Strength of schedule

The Rays are 42-19 against teams with winning percentages under .500, including 26-9 vs. the last-place Blue Jays, White Sox, Astros, Marlins and Giants. But they are 38-47 against teams at .500 or better, including 13-21 vs. the first-place Red Sox, Tigers, A's and Dodgers.

Rays rumblings

Kelly Nash is wrapping up a one-year deal as Sun Sports' Rays reporter but will stick around for at least the winter, hired to do pregame, in-game and postgame reports for Lightning TV broadcasts. … Fox Sports' Ken Rosenthal poses an interesting question: "So, after all the debate over the Wil Myers trade, what if Royals make playoffs and Rays don't? Will deal still look as short-sighted?" … As the rotation is currently set, LHP Matt Moore would pitch Game 162 and LHP David Price a Game 163 tiebreaker or wild-card game. … It doesn't seem right (and not just because Times writers are regular guests) that the Rays radio pregame show isn't aired in the Tampa Bay market on September weeknights due to Bucs player/coach shows. … The Rays decided to not renew their sponsorship of the kids play area at Tampa's International Plaza; Busch Gardens takes over.

For starters

It was going to be hard to match 2012's stellar success anyway, and the Rays made it tougher by trading veteran leader James Shields, along with Wade Davis, who was a decent fallback option. They further traded down by signing Roberto Hernandez to fill in at the back end but losing Jeff Niemann for the season due to shoulder surgery. The hits kept coming, as David Price (triceps), Alex Cobb (concussion) and Matt Moore (elbow) all had extended DL stints, and Jeremy Hellickson was so bad he was forced to take a week off. They had to patch holes from mid May until early September, starting four rookies in a seven-game span, and six in 12, plus veteran reliever Jamey Wright on Sept. 1, and using nine starters total, most since 2008. Naturally, the results haven't been as good — the starters ERA is a half-run higher than last year (3.34 to 3.87), strikeouts are down, walks are up.

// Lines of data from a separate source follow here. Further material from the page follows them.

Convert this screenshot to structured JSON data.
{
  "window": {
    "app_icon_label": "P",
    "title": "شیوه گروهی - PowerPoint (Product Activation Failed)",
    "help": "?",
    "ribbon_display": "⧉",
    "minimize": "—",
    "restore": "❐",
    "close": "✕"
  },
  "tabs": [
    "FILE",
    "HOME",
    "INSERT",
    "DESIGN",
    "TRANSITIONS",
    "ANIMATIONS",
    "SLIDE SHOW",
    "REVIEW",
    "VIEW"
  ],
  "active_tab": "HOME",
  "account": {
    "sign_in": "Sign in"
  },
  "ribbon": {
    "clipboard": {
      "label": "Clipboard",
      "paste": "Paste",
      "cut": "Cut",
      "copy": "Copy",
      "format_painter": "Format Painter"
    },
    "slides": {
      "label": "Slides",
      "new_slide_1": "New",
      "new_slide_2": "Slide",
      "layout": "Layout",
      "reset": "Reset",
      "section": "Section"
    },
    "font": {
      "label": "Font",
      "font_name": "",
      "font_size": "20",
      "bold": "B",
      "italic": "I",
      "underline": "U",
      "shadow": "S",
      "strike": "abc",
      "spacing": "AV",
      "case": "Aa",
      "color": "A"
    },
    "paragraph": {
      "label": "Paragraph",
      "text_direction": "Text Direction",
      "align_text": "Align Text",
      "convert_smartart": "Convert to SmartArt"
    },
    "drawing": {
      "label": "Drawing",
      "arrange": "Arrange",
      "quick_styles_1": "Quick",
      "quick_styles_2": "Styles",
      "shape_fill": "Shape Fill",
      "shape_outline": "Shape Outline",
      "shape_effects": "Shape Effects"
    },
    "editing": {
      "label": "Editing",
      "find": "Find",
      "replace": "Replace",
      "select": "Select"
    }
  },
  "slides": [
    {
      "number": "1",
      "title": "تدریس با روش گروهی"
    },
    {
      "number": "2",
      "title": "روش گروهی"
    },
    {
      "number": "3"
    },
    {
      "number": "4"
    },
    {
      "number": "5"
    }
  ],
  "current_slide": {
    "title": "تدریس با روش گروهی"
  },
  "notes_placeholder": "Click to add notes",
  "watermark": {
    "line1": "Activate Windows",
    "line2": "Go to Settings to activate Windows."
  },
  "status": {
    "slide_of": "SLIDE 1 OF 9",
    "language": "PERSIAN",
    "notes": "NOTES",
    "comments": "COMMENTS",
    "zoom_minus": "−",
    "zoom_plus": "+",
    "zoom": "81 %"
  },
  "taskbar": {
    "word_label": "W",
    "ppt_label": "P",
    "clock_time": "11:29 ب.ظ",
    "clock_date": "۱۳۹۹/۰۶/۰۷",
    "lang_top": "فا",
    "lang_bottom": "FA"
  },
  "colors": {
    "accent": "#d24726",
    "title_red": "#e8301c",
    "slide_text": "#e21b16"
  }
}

Got a minute? with Chris Gimenez

Best meal you can make?

We call them Santa Marias. It's like a steak sandwich. Take tri-tip, marinate it — a special marinade, I can't tell you or I'd have to kill you — then slow roast it on the barbecue and slap it on some garlic bread.

Must-see TV?

Duck Dynasty — that's not even a question. If you haven't seen it, you've got issues.

Band/singer you'd like to be on stage with?

Sevendust, without a doubt.

Favorite movie?

Gladiator. It's like a feel-good story; how could you not root for Russell Crowe?

Celebrity crush?

It's a tie between Carrie Underwood (far left) and Jessica Biel. Jessica Biel could have a slight edge — and she knows that.

Damaging digits

2 Hits in their last 22 at-bats with the bases loaded

7 Losses when scoring six or more runs.

7 Losses on the last pitch.

11 Losses when blowing a lead in the seventh inning or later, including nine in their first 75 games.

73 Innings in which they allowed four or more runs.